The Tribunal may make an order prescribing a change to a by-law if the Tribunal finds—
on application made by an owner of a lot in a strata scheme, that the owners corporation has unreasonably refused to make a common property rights by-law, or
on application made by an owner or owners corporation, that an owner of a lot, or the lessor of a leasehold strata scheme, has unreasonably refused to consent to the terms of a proposed common property rights by-law, or to the proposed amendment or repeal of a common property rights by-law, or
on application made by any interested person, that the conditions of a common property rights by-law relating to the maintenance or upkeep of any common property are unjust.

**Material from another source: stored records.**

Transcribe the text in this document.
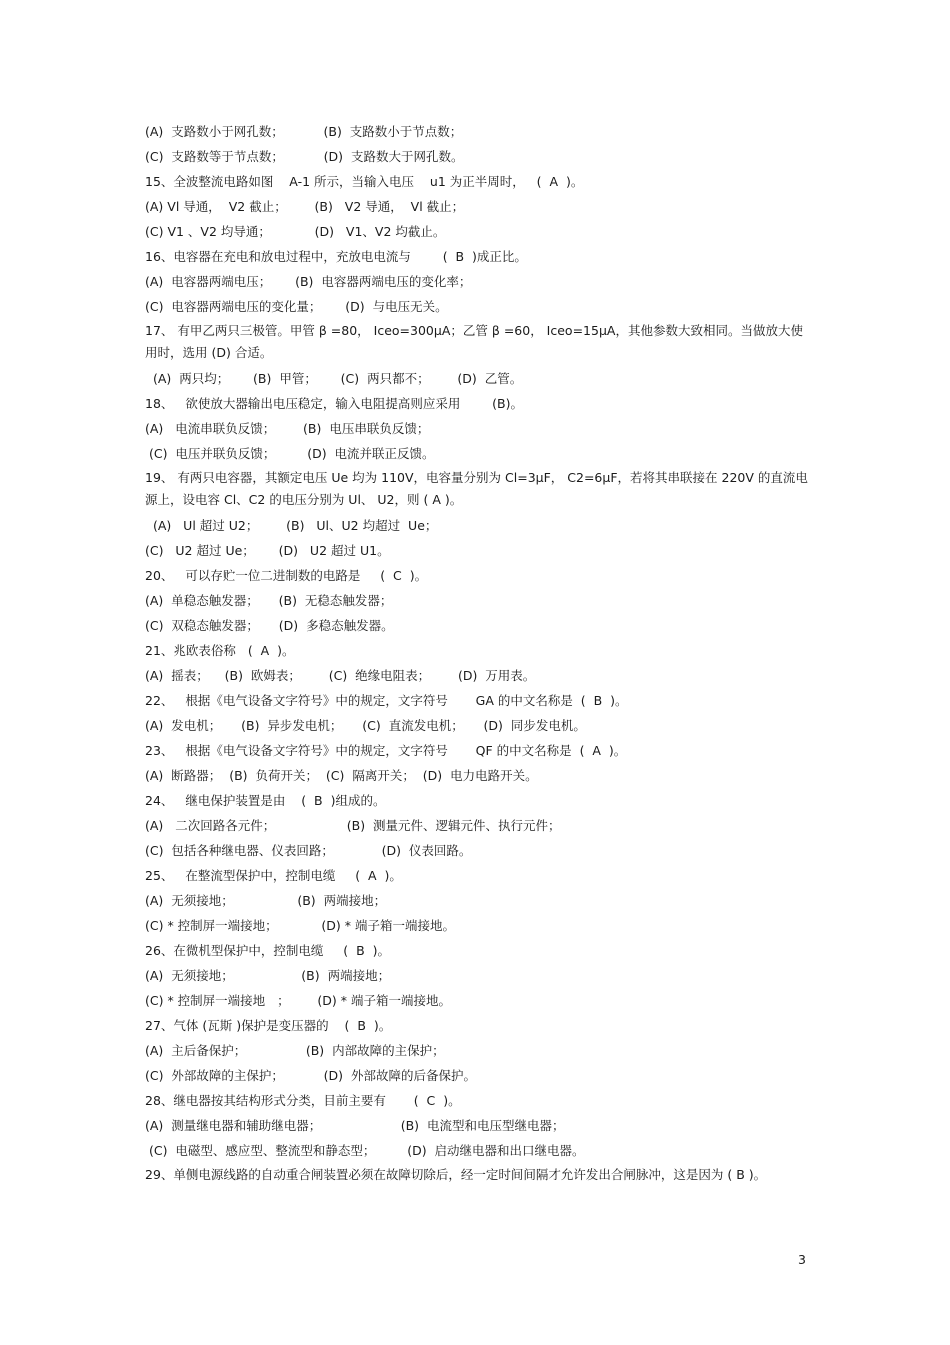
(A)  支路数小于网孔数；          (B)  支路数小于节点数；
(C)  支路数等于节点数；          (D)  支路数大于网孔数。
15、全波整流电路如图    A-1 所示，当输入电压    u1 为正半周时，   (  A  )。
(A) Vl 导通，  V2 截止；       (B)   V2 导通，  Vl 截止；
(C) V1 、V2 均导通；           (D)   V1、V2 均截止。
16、电容器在充电和放电过程中，充放电电流与        (  B  )成正比。
(A)  电容器两端电压；      (B)  电容器两端电压的变化率；
(C)  电容器两端电压的变化量；      (D)  与电压无关。
17、 有甲乙两只三极管。甲管 β =80， Ⅰceo=300μA；乙管 β =60， Ⅰceo=15μA，其他参数大致相同。当做放大使用时，选用 (D) 合适。
(A)  两只均；      (B)  甲管；      (C)  两只都不；       (D)  乙管。
18、   欲使放大器输出电压稳定，输入电阻提高则应采用        (B)。
(A)   电流串联负反馈；       (B)  电压串联负反馈；
(C)  电压并联负反馈；        (D)  电流并联正反馈。
19、 有两只电容器，其额定电压 Ue 均为 110V，电容量分别为 Cl=3μF， C2=6μF，若将其串联接在 220V 的直流电源上，设电容 Cl、C2 的电压分别为 Ul、 U2，则 ( A )。
(A)   Ul 超过 U2；       (B)   Ul、U2 均超过  Ue；
(C)   U2 超过 Ue；      (D)   U2 超过 U1。
20、   可以存贮一位二进制数的电路是     (  C  )。
(A)  单稳态触发器；     (B)  无稳态触发器；
(C)  双稳态触发器；     (D)  多稳态触发器。
21、兆欧表俗称   (  A  )。
(A)  摇表；    (B)  欧姆表；       (C)  绝缘电阻表；       (D)  万用表。
22、   根据《电气设备文字符号》中的规定，文字符号       GA 的中文名称是  (  B  )。
(A)  发电机；     (B)  异步发电机；     (C)  直流发电机；     (D)  同步发电机。
23、   根据《电气设备文字符号》中的规定，文字符号       QF 的中文名称是  (  A  )。
(A)  断路器；  (B)  负荷开关；  (C)  隔离开关；  (D)  电力电路开关。
24、   继电保护装置是由    (  B  )组成的。
(A)   二次回路各元件；                  (B)  测量元件、逻辑元件、执行元件；
(C)  包括各种继电器、仪表回路；            (D)  仪表回路。
25、   在整流型保护中，控制电缆     (  A  )。
(A)  无须接地；                (B)  两端接地；
(C) * 控制屏一端接地；           (D) * 端子箱一端接地。
26、在微机型保护中，控制电缆     (  B  )。
(A)  无须接地；                 (B)  两端接地；
(C) * 控制屏一端接地   ；       (D) * 端子箱一端接地。
27、气体 (瓦斯 )保护是变压器的    (  B  )。
(A)  主后备保护；               (B)  内部故障的主保护；
(C)  外部故障的主保护；          (D)  外部故障的后备保护。
28、继电器按其结构形式分类，目前主要有       (  C  )。
(A)  测量继电器和辅助继电器；                    (B)  电流型和电压型继电器；
(C)  电磁型、感应型、整流型和静态型；        (D)  启动继电器和出口继电器。
29、单侧电源线路的自动重合闸装置必须在故障切除后，经一定时间间隔才允许发出合闸脉冲，这是因为 ( B )。
3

In considering whether to make an order, the Tribunal must have regard to—
the interests of all owners in the use and enjoyment of their lots and common property, and
the rights and reasonable expectations of any owner deriving or anticipating a benefit under a common property rights by-law.
The Tribunal must not determine an application by an owner on the ground that the owners corporation has unreasonably refused to make a common property rights by-law by an order prescribing the making of a by-law in terms to which the applicant or, in the case of a leasehold strata scheme, the lessor of the scheme is not prepared to consent.
The Tribunal may determine that an owner has unreasonably refused consent even though the owner already has the exclusive use or privileges that are the subject of the proposed by-law.
An order under this section, when recorded under section 246, has effect as if its terms were a by-law (but subject to any relevant order made by a superior court).
An order under this section operates on and from the date on which it is so recorded or from an earlier date specified in the order.